Argument du colloque « Analogies et modèles végétaux en médecine » (17-18 octobre 2019)

Analogies et modèles végétaux en médecine dans l’antiquité et l’âge classique

Colloque international de Besançon 17 et 18 octobre 2019
 

Projet PHUTAM

 

Le projet PHUTAM est consacré à l’étude des diverses manières dont les savoirs et les pratiques associées aux plantes ont nourri et nourrissent, à travers la diversité des époques et des cultures, un vaste ensemble des représentations et des sciences, de la cosmologie à la médecine en passant par les arts, la religion ou la psychologie. Les sciences médicales offrent un intérêt particulier pour cette étude, parce que, d’une part, elles s’appuient sur des savoirs et des pratiques prenant directement pour objet les plantes, qui leur offrent des connaissances et des pratiques alimentaires, pharmaceutiques ou cosmétiques utiles à la thérapeutique ; d’autre part, parce que la connaissance des plantes leur a fourni des modèles, des analogies, des schèmes, des méthodes permettant d’opérer des transferts épistémiques. Les sciences médicales sont ainsi, à travers leur histoire, un terrain particulièrement significatif pour interroger la façon dont les connaissances et les pratiques relevant de la botanique et de l’herboristerie ont pu être source d’intuitions pour une compréhension plus générale des phénomènes biologiques relatifs à la santé. Il s’agit de repérer, décrire et analyser ces contributions et transferts pour interroger le phénomène de la vie à partir des échanges matériels et épistémiques des humains avec les plantes. Le projet se développe selon une double perspective historique et épistémique en retraçant et analysant les transformations d’usages, objets, concepts, schèmes ou méthodes sur le long terme.

D’un point de vue historique, le projet confère une large place à l’examen du prisme végétal à partir de cultures non-modernes, où ces usages analogiques ont été particulièrement fertiles. Comprendre comment dès le départ le savoir des plantes a nourri les pratiques médicales et thérapeutiques permet de corriger une myopie historiographique, sans doute due à la prééminence du modèle mécanique et animal à l’époque moderne.
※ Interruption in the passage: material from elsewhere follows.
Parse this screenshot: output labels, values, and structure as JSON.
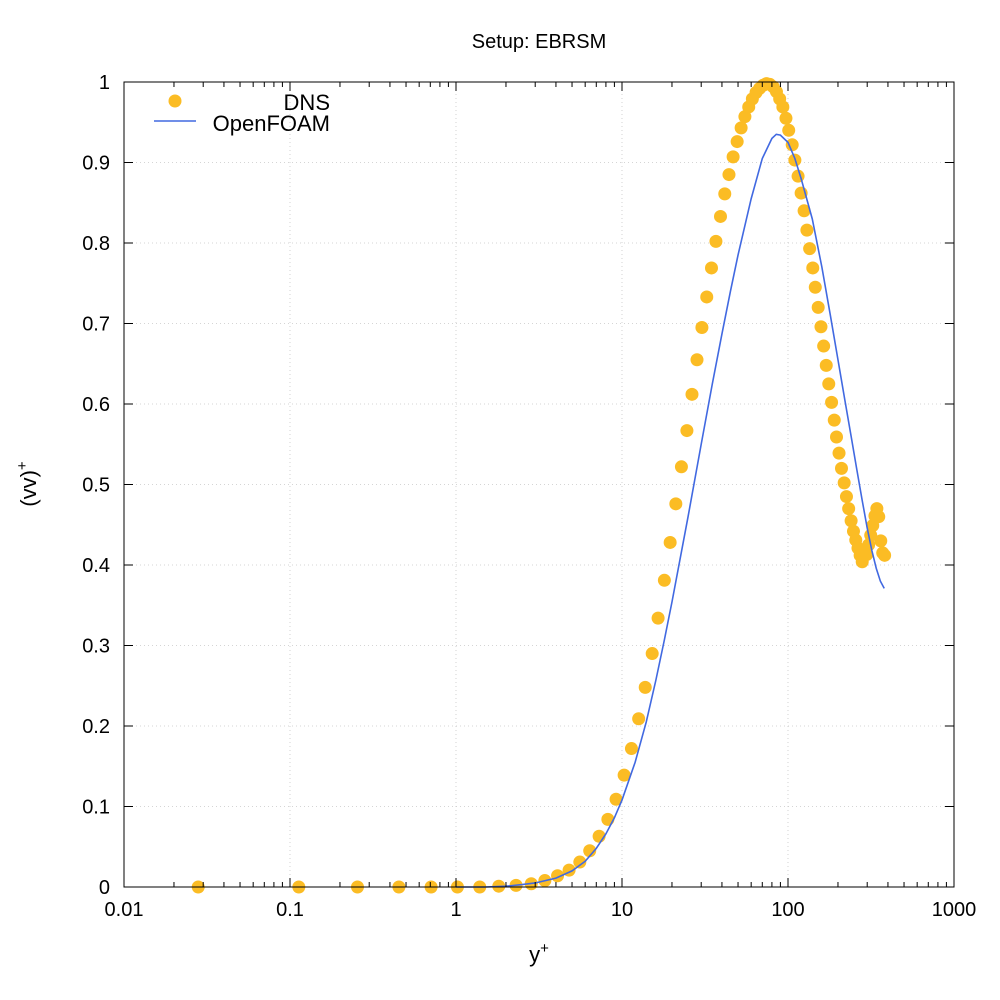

Un premier chantier, mené en collaboration avec l’Université de Chicago et le Centre Jean Pépin UMR 8230 / Labex Hastec (voir le projet phusis kai phuta) a permis de commencer à mettre en évidence l’importance et la diversité des analogies végétales au sein des savoirs de la Grèce archaïque : les plantes et leur mode d’être semblent en effet y avoir nourri la représentation du corps, de l’âme, de la cité ou de l’univers. L’histoire de la médecine ancienne est ainsi marquée par le fait que le tout premier traité d’embryologie, le traité De la nature de l’enfant, au sein de la collection hippocratique, est aussi le plus ancien traité de botanique qui nous soit parvenu, car il s’appuie sur l’identité du mode de croissance de l’embryon et de l’arbre. Le débat sur la question de savoir si l’embryon est une plante ou un animal traverse ainsi toute l’antiquité. Il se prolonge et se transforme à la renaissance, d’une part, à travers le travail éditorial sur les traités médicaux antiques et la réactualisation des traditions néoplatonicienne, stoïcienne, hippocratique, galénique ou aristotélicienne en médecine, et, d’autre part, à cause des découvertes liées à l’anatomie, au microscope et aux conceptions circulatoires de la vie.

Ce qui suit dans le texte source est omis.